Amidst shattered savings and unspoken resentments, the burden of hope and responsibility falls heavily on one sibling’s shoulders. As dreams of a new beginning clash with harsh realities, the question lingers: who will bear the cost of second chances when the price is more than just money?

I’m 29, my sister is 27.
We’re polar opposites. I’ve always worked hard and taken risks to succeed. My sister has always slacked off and never put any real effort in to succeed. She tried attending college but spent all her free time partying/smoking pot/sleeping around and ended up failing half her courses in her first year and dropped out.
Recently she decided she wants to go back to university to become a nurse. She currently works as a cashier at a supermarket so it would be a big step up career wise. Problem is my parents have lost most of their savings due to some very poor choices and can’t afford to support her while she studies and help pay her tuition.
On the other hand, I’m currently working as an actuary and have plenty of disposable income. Naturally, my parents think I should support her and pay her tuition while she studies. They say she’ll continue working part time and will pay what she can, but I’m basically expected to support her and pay her tuition, or let her stay at my house so she doesn’t have to pay rent.
I shut down the idea immediately. In my opinion, her current situation is entirely her own fault for not working hard when she was younger. My GF and I plan on getting married soon and I don’t want to waste money on my sister’s education.
As you can imagine I’m now seen as the greedy brother who won’t help out family… Even though my sister has never done anything to help me.
Conclusion
The Original Poster (OP) is facing significant family pressure to financially support his younger sister’s return to university, a request stemming from his parents’ inability to help and the sister’s past lack of effort toward education. The OP firmly refuses this request, believing his sister’s current situation is a direct result of her own choices, which conflicts sharply with his family’s expectation that he use his financial success to subsidize her future.
Given the clear divergence between the OP’s right to control his own resources and his family’s belief in unconditional fraternal support, is the OP acting unfairly by prioritizing his future plans and financial autonomy over assisting his sister’s educational aspirations?
Here’s how people reacted:
Now I’d totaly understand that you dont want to support a total moocher, but in this case she will be still working and you are only supplementing her income.
Just because you had it tough doesn’t mean that everyone else has to suffer as well.

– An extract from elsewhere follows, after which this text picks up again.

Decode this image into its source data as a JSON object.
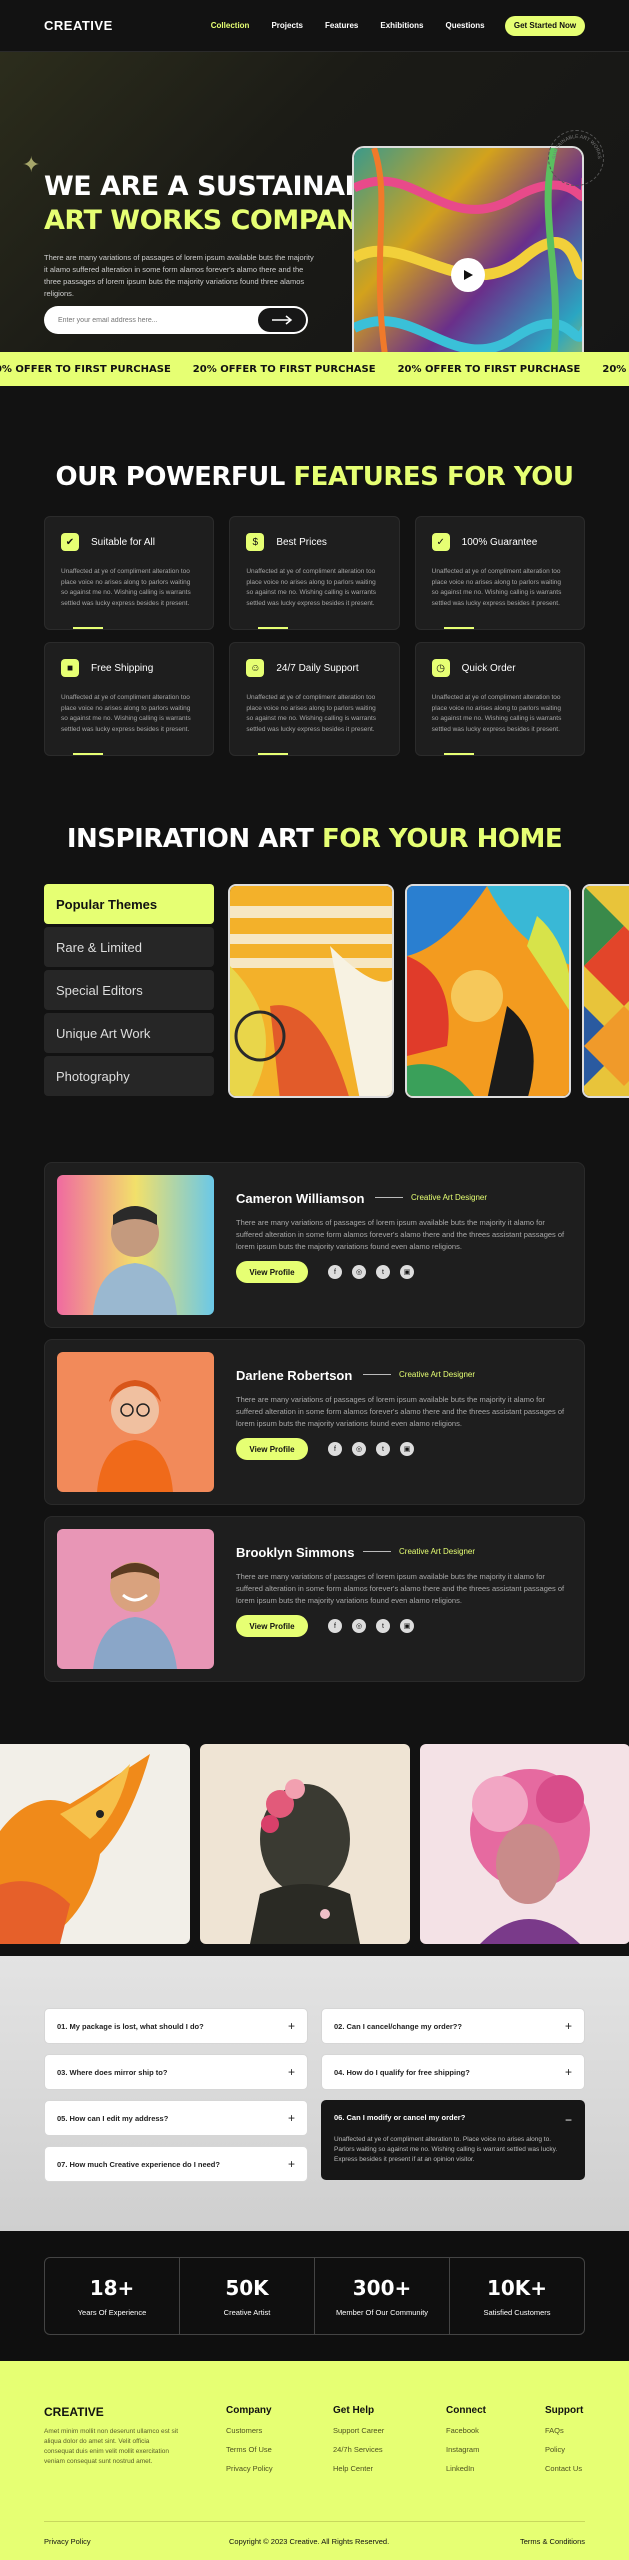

If you are able to pay for her, you definitely should.
If she turns out to not take her education seriously and only plays around, sure cut the money flow off. But at least give her the opportunity to better herself.
Your sister fucked up in the past, yeah. Sometimes people do shit when they’re young that they end up regretting.
However, she’s obviously trying to make up for it by putting in the work to an education that’ll put her into a better spot.
If it is about gifting her money, then I’d so you’re no asshole. It’s your money, nobody can ask you to give it away freely.
However, if it’s about loaning her the money & then getting it paid back later on to help her get started, I’d go with you being an asshole for not helping your sister move forward despite being able to afford it easily. If she started and failed college at 18, it’s been almost 10 years. People learn and change
I think it’s a little odd that your parents just expected this of you tbh. What country do you live in? Has your sister considered financial aid or a student loan?
I don’t think you owe your sister anything but I will say that she seems like she’s trying to change her life and I think you, as her brother, should support her emotionally. You seem very checked out as far as she goes and set in the idea of “she’s a lazy sack of bones” while you’re “the hardworking one.” I’m not saying that isn’t true (you’d definitely know better than me lol) I’m just saying you’re always going to see this through one lens if you don’t allow the image of her in your mind to grow up.
She’s not that 19 year old drop out anymore.
Best of luck, OP
I was a huge nerd in college so that college party life is foreign to me too–but different strokes for different folks. There are a lot of ways to be a person.
If you wanted to do something to help her–something that *you wanted* to do that wasn’t mandated by your parents, that would be cool of you. But you’re certainly not required to.
You should talk to your parents and explain this, and tell them that your financial goals do not allow you to spend a chunk of change on your sister’s schooling. Furthermore, it isn’t your responsibility because you are not her parent. Make it clear that you support her goal, but you can’t be on the line if she doesn’t follow through with her education.
Totally your choice, but it’s totally her choice if she wants to party. It’s normal and you shouldn’t look down on her.
Yea she’s later than you, but that doesn’t make you better. Maybe you’ll have a pretty bad mid life crisis and she won’t. Who knows. But your choice to not help should be because you have plans for your own income and feel she’s too risky of an investment. Not because you feel she wasted her time in her early 20s.
See how committed she is and let her sell you on herself. See if she changed.
Stand your ground and don’t let them strongarm you into abandoning your position.
Her education is not your responsibility. Don’t let them guilt trip you into something you don’t want to do.